- Born: Leskovac, Yugoslavia
- Citizenship: Serbia
- Occupation: Women's rights activist
- Years active: 2007–present
- Known for: Advocacy for women in southern Serbia

= Ljiljana Nešić =

Serbian human rights activist

Ljiljana Nešić (Љиљана Нешић) is a Serbian human rights activist. She is the president of the Citizens' Association of Women for Peace, and has campaigned against patriarchy, nationalism, militarism and fascism in Serbia.

== Biography ==
Nešić co-established the Citizens' Association of Women for Peace (Žene za mir) in 2007 in Leskovac. It runs a telephone line for women and children who are victims of domestic abuse and also provides support to empower women who experience abuse, in addition to promoting, educating and protecting women's rights and building peace with non-violence. The helpline had first been established in 1994 by Nešić and other activists. During the COVID-19 pandemic, the Citizens' Association of Women for Peace worked with SOS Vojvodina to develop a mobile app to provide chat support and emergency services, including a panic button, for victims of domestic abuse.
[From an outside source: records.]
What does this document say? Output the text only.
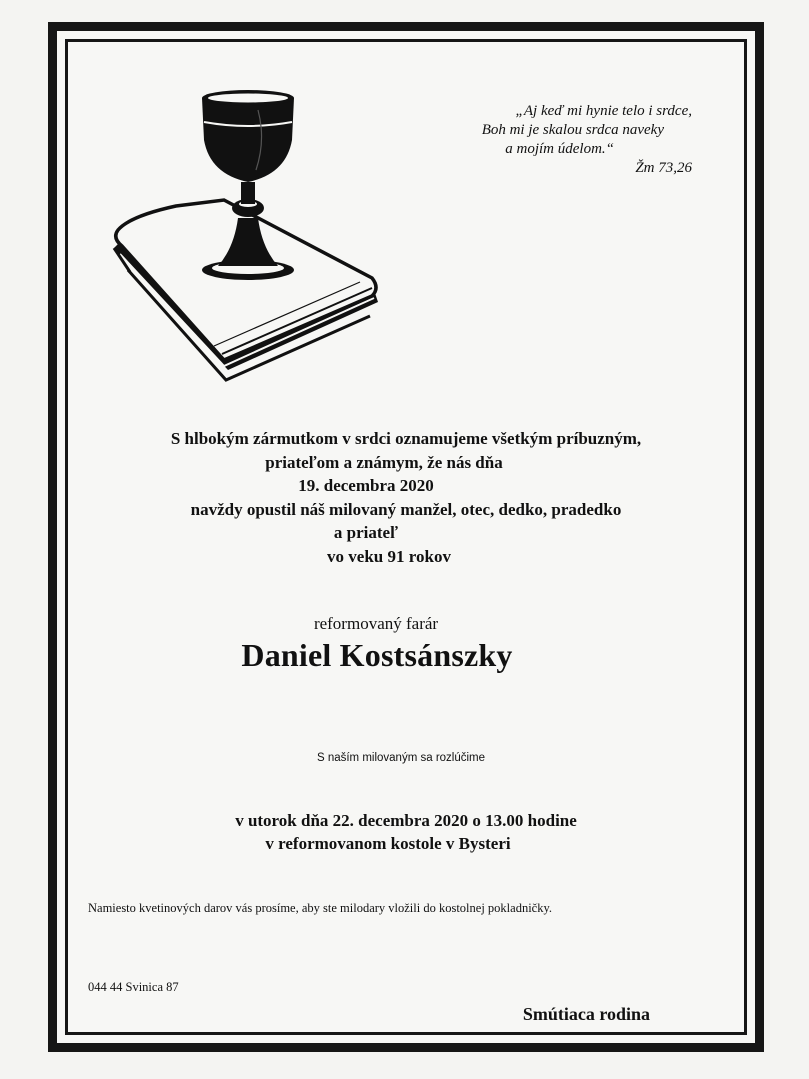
„Aj keď mi hynie telo i srdce,
Boh mi je skalou srdca naveky
a mojím údelom.“
Žm 73,26
S hlbokým zármutkom v srdci oznamujeme všetkým príbuzným,
priateľom a známym, že nás dňa
19. decembra 2020
navždy opustil náš milovaný manžel, otec, dedko, pradedko
a priateľ
vo veku 91 rokov
reformovaný farár
Daniel Kostsánszky
S naším milovaným sa rozlúčime
v utorok dňa 22. decembra 2020 o 13.00 hodine
v reformovanom kostole v Bysteri
Namiesto kvetinových darov vás prosíme, aby ste milodary vložili do kostolnej pokladničky.
044 44 Svinica 87
Smútiaca rodina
Nešić has particularly advocated for women in southern Serbia, who she has described as being "generally less informed" about their rights and have less access to state institutions. She advocated for female murder victims in Jablanica District where 14 women had been murdered between 2011 and 2025.

Nešić is a member of the Integrity Network (Мрежа интегритета), founded by the Belgrade Centre for Security Policy, which aims to monitor, document and report on cases of institutional abuse by Serbian authorities.

=== Harassment ===
From 2022, Nešić and her Citizens' Association of Women for Peace colleague Marija Trajković have been subjected to harassment including threats, cyber attacks, smear campaigns and criminal complaints. They also reported being stalked, attacked and monitored by unknown men, including in the street.
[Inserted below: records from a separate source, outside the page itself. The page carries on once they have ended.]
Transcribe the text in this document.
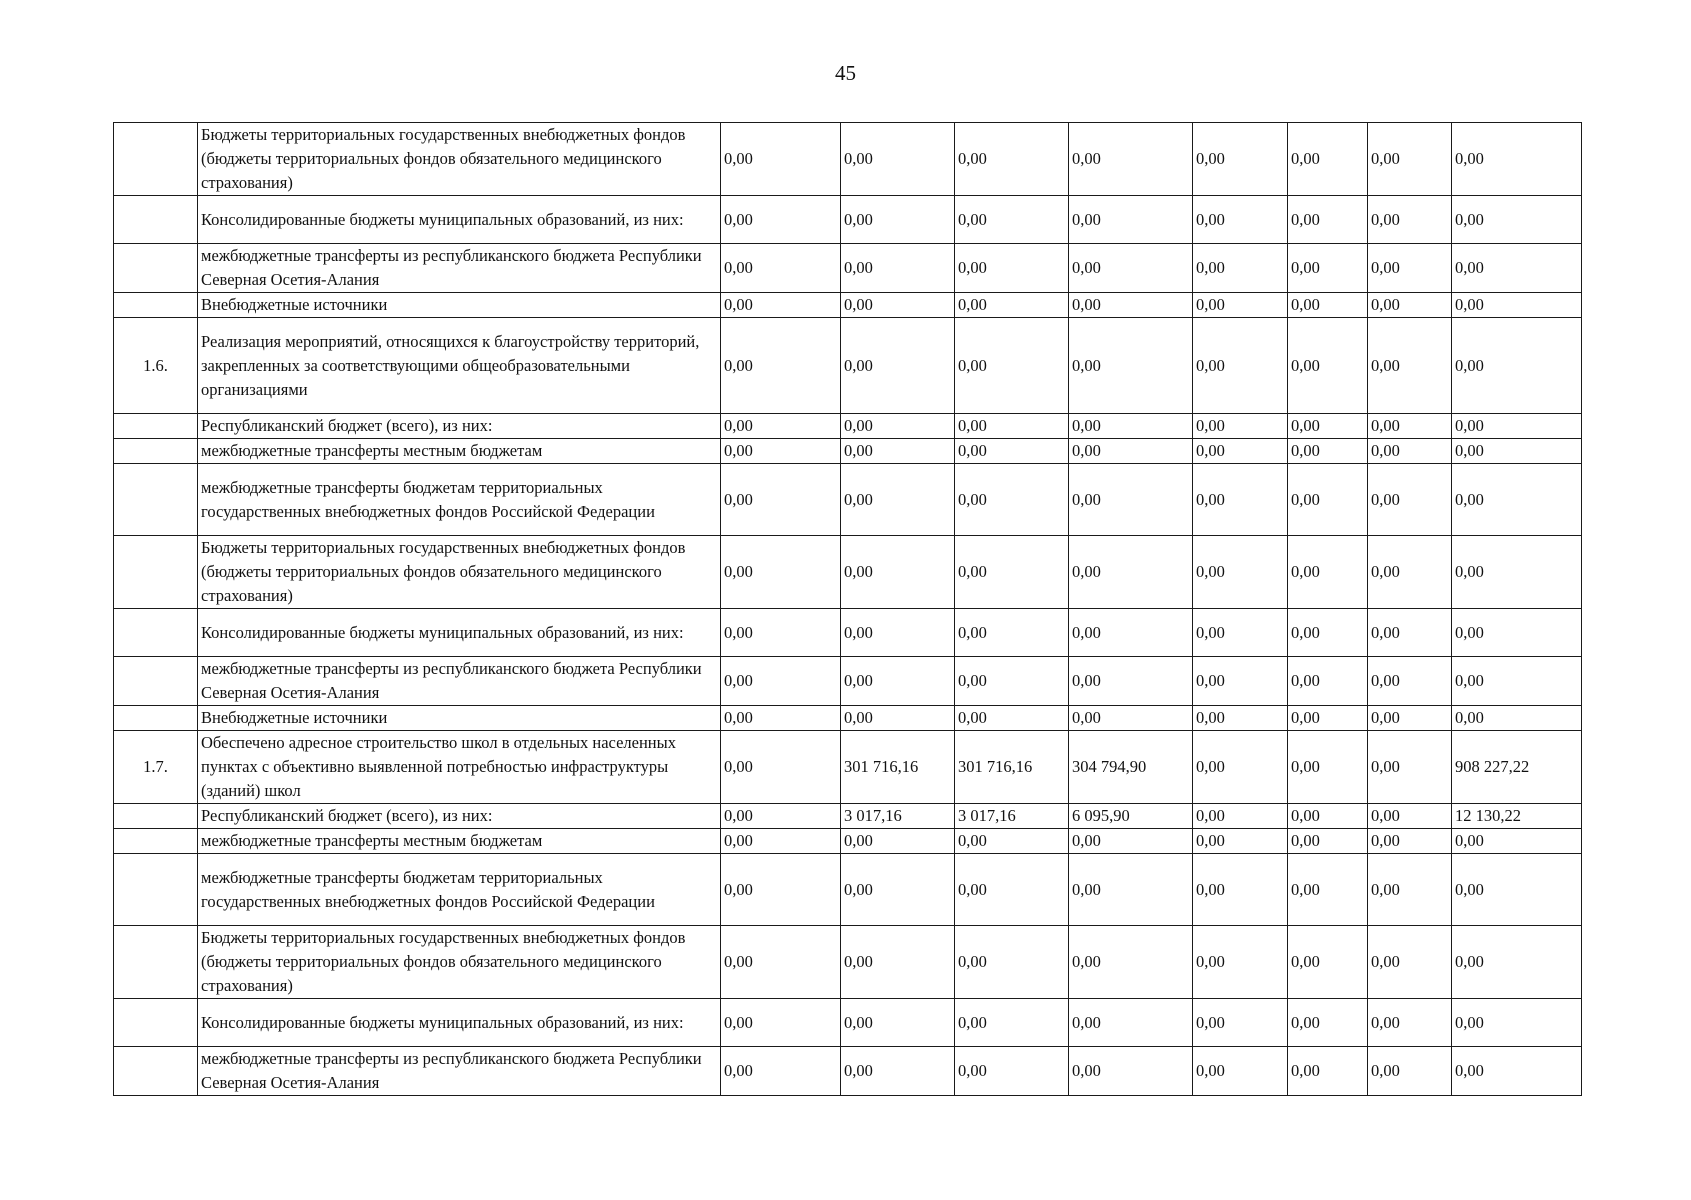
45
	Бюджеты территориальных государственных внебюджетных фондов (бюджеты территориальных фондов обязательного медицинского страхования)	0,00	0,00	0,00	0,00	0,00	0,00	0,00	0,00
	Консолидированные бюджеты муниципальных образований, из них:	0,00	0,00	0,00	0,00	0,00	0,00	0,00	0,00
	межбюджетные трансферты из республиканского бюджета Республики Северная Осетия-Алания	0,00	0,00	0,00	0,00	0,00	0,00	0,00	0,00
	Внебюджетные источники	0,00	0,00	0,00	0,00	0,00	0,00	0,00	0,00
1.6.	Реализация мероприятий, относящихся к благоустройству территорий, закрепленных за соответствующими общеобразовательными организациями	0,00	0,00	0,00	0,00	0,00	0,00	0,00	0,00
	Республиканский бюджет (всего), из них:	0,00	0,00	0,00	0,00	0,00	0,00	0,00	0,00
	межбюджетные трансферты местным бюджетам	0,00	0,00	0,00	0,00	0,00	0,00	0,00	0,00
	межбюджетные трансферты бюджетам территориальных государственных внебюджетных фондов Российской Федерации	0,00	0,00	0,00	0,00	0,00	0,00	0,00	0,00
	Бюджеты территориальных государственных внебюджетных фондов (бюджеты территориальных фондов обязательного медицинского страхования)	0,00	0,00	0,00	0,00	0,00	0,00	0,00	0,00
	Консолидированные бюджеты муниципальных образований, из них:	0,00	0,00	0,00	0,00	0,00	0,00	0,00	0,00
	межбюджетные трансферты из республиканского бюджета Республики Северная Осетия-Алания	0,00	0,00	0,00	0,00	0,00	0,00	0,00	0,00
	Внебюджетные источники	0,00	0,00	0,00	0,00	0,00	0,00	0,00	0,00
1.7.	Обеспечено адресное строительство школ в отдельных населенных пунктах с объективно выявленной потребностью инфраструктуры (зданий) школ	0,00	301 716,16	301 716,16	304 794,90	0,00	0,00	0,00	908 227,22
	Республиканский бюджет (всего), из них:	0,00	3 017,16	3 017,16	6 095,90	0,00	0,00	0,00	12 130,22
	межбюджетные трансферты местным бюджетам	0,00	0,00	0,00	0,00	0,00	0,00	0,00	0,00
	межбюджетные трансферты бюджетам территориальных государственных внебюджетных фондов Российской Федерации	0,00	0,00	0,00	0,00	0,00	0,00	0,00	0,00
	Бюджеты территориальных государственных внебюджетных фондов (бюджеты территориальных фондов обязательного медицинского страхования)	0,00	0,00	0,00	0,00	0,00	0,00	0,00	0,00
	Консолидированные бюджеты муниципальных образований, из них:	0,00	0,00	0,00	0,00	0,00	0,00	0,00	0,00
	межбюджетные трансферты из республиканского бюджета Республики Северная Осетия-Алания	0,00	0,00	0,00	0,00	0,00	0,00	0,00	0,00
On 2 November 2022, Nešić was interrogated as part of an ongoing criminal investigation into the Citizens' Association of Women for Peace being involved in organised crime following a criminal complaint made by Miodrag Stanković, the president of the Association of Fathers and Mothers and the Pensioners' Union, to the Criminal Police for Economic Crime of Belgrade. The complaint, filed on 29 October, stemmed from an earlier complaint made to the Public Prosecutor's Office in Leskovac alleging that the hotline used by the Citizens' Association of Women for Peace was improperly used and demonstrated discrimination against men. The complaint had been rejected as unfounded. The human rights organisation Front Line Defenders expressed concern that the organisation was being targeted because of its support of women victims of violence.

On 22 December 2025, Nešić's home in Leskovac was broken into and ransacked by unidentified individuals. This occurred days after Nešić appeared on television on 17 December publicly addressing a recent series of femicides in Leskovac and the failure of local authorities to address the issue of violence against women. Nothing of value had been taken from the property, with money and other valuables left behind, leading to human rights organisations such as Front Line Defenders suggesting the incident was not an attempted burglary but rather than act of intimidation against Nešić.

On 26 December, Nešić told local police in Leskovac that she believed the incident was staged to intimidate her due to her role as president of the Citizens' Association of Women for Peace. She expressed concern on 28 December that the police had shared with her CCTV footage from her neighbour's home that appeared to have been edited to cut out the period of time where the incident took place.

The BeFem feminist collective issued a statement condemning the attack on Nešić's home, describing it as occurring in the wider context of ongoing attacks on members of the Citizens' Association of Women for Peace due to their work addressing issues of institutional failures concerning protecting women and women's rights in Jablanica District. The Belgrade Centre for Security Policy strongly condemned the attack and called for an "urgent, thorough and independent" investigation. Over 70 organisations signed a statement condemning the attack and stated it was an attempt to "intimidate and silence" Nešić.